KHALIFA DÉBOUTÉ
Emprunt obligataire - La Cour suprême n'a pas donné suite à sa requête contre l'État pour "excès de pouvoir"
Pour décrocher son emprunt obligataire de 20 milliards, la Ville de Dakar devra repasser. La Cour suprême n'a pas donné suite à sa requête contre l'État pour "excès de pouvoir". La Haute juridiction a tranché en faveur des services du ministre des Finances, Amadou Ba.
L'affaire judiciaire dite de l'emprunt obligataire de la Ville de Dakar qui porte sur la somme de 20 milliards a été vidée par la Cour suprême. La Haute juridiction a débouté le maire de Dakar de sa requête contre l'État pour "excès de pouvoir". Khalifa Sall s'était en effet vu servi à trois reprises par l'État du Sénégal un avis de non-objection étayé par des arguments qui ne pouvaient pas prospérer aux yeux du premier magistrat de la Ville de Dakar. Ce qui l'avait amené à saisir la Cour suprême.

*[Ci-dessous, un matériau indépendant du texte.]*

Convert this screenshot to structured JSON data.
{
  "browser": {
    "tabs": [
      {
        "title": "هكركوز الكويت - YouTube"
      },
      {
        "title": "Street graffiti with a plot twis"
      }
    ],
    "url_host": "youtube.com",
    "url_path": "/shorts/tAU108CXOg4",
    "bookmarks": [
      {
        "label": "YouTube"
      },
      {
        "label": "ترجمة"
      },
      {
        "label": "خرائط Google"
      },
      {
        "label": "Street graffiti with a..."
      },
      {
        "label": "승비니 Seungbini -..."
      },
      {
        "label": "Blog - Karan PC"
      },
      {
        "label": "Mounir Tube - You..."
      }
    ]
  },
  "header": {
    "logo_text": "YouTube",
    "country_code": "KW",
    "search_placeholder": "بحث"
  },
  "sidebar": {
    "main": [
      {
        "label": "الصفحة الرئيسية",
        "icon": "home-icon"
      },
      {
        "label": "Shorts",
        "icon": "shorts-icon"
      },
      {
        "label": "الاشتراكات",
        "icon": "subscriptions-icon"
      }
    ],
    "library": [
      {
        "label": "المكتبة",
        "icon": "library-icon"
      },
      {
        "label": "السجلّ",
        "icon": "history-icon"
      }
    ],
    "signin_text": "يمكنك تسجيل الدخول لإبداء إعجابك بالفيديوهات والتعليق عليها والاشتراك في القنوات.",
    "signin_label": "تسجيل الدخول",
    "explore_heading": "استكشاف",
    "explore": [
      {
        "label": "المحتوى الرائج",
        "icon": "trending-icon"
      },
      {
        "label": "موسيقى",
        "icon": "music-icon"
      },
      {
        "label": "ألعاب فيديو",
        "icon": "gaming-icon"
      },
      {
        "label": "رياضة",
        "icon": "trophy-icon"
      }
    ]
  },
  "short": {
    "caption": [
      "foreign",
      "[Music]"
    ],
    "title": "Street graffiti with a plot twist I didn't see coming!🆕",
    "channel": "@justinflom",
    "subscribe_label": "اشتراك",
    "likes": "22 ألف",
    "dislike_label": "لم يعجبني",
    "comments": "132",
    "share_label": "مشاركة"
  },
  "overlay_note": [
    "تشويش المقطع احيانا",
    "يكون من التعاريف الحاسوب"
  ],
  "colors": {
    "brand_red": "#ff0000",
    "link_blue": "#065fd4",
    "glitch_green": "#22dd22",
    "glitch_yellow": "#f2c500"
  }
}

Première déconvenue du maire de Dakar
Il faut dire que le Conseil régional de l'épargne publique et des marchés financiers (Crepmf), organe de l'Uemoa, sur requête du ministère sénégalais des Finances, avait confirmé en son temps la suspension de l'emprunt obligataire de 20 milliards de francs Cfa que la Ville de Dakar voulait lancer. Cet organe de l'Uemoa demandait ainsi à la mairie de la capitale "de se rapprocher des services du ministère de l'Economie, des finances et du plan pour clarifier les objections techniques qu'ils ont soulevées". Du coup, l'organe de l'Uemoa invitait "la Ville de Dakar de se conformer" à la mesure prise par les services de Amadou Ba. La décision du Crepmf était motivée par le fait que "les arguments soulevés par le ministère des Finances" pour suspendre la procédure déclenchée par la mairie de Dakar lui "paraissent pertinents".
Les services de Amadou Ba, écrivait Le Quotidien le mardi 24 février dernier, avaient demandé un complément d'informations à l'issue d'une première réunion, tenue le vendredi 20 février dernier, avec des partenaires financiers du Sénégal comme l'Union européenne (Ue), l'Agence américaine pour le développement international (Usaid), la Banque mondiale, l'Agence française de développement (Afd), la Banque africaine de développement (Bad), la Banque ouest africaine de développement (Boad) etc. L'objectif visé était d'évaluer le niveau d'endettement de la Ville de Dakar et sa capacité de remboursement.
Et "les gens avaient trouvé que la Ville de Dakar s'était trop endettée. Déjà, elle avait souscrit auprès de la Boad un emprunt de plus de 9,700 milliards de francs Cfa destinés à la voirie publique", soulignaient un de nos interlocuteurs. Et ce dernier poursuivait, en soutenant : "Un autre emprunt de 6,600 milliards de francs Cfa avait été contracté (par la mairie de Dakar) pour l'électrification urbaine." La même source ajoutait en annonçant que la Ville de Dakar avait reçu de certaines banques de la place des avances de trésorerie d'un montant tournant autour de 8 milliards de francs Cfa.
A travers leur démarche, les techniciens du ministère de l'Economie et des finances et du plan, informait-on, voulaient savoir combien la mairie de Dakar doit et quelle est sa capacité de rembourser les dettes qu'elle a contractées. Parce qu'en cas de défaillance de la Ville de Dakar, soulignait-on, c'est l'État du Sénégal qui va se subroger à la mairie de la capitale pour effectuer le remboursement. Autrement dit, ce nouvel emprunt obligataire de la Ville de Dakar risque d'engager les crédits de l'État. "En cas d'informations erronées fournies aux partenaires financiers, cela peut engager la crédibilité de l'État du Sénégal sur les marchés financiers", avertissait-on.
Dernière passe d'armes
Ce contentieux mettant aux prises l'État du Sénégal et la Ville de Dakar s'était en effet invité au 1er Forum de l'obligation municipale, tenu à Dakar le 25 avril dernier. Et à l'occasion au maire de Dakar qui soutenait à l'attention de l'État que "ce n'est pas à (celui-ci) de juger si le projet est fiable ou non, c'est au marché de le faire", Cheikh Tidiane Diop, représentant le ministère de l'Economie, des finances et du plan, rétorquait que "le problème n'est pas politique, mais technique". Pour ne pas en parler, M. Diop invoque le fait que le dossier est devant le juge. "Attendons sa décision… Ce n'est pas pour un dossier seulement que nous allons dire que l'État n'est pas là. L'État a toujours été là. Et son soutien aux Collectivités locales est acquis", s'était défendu M. Diop.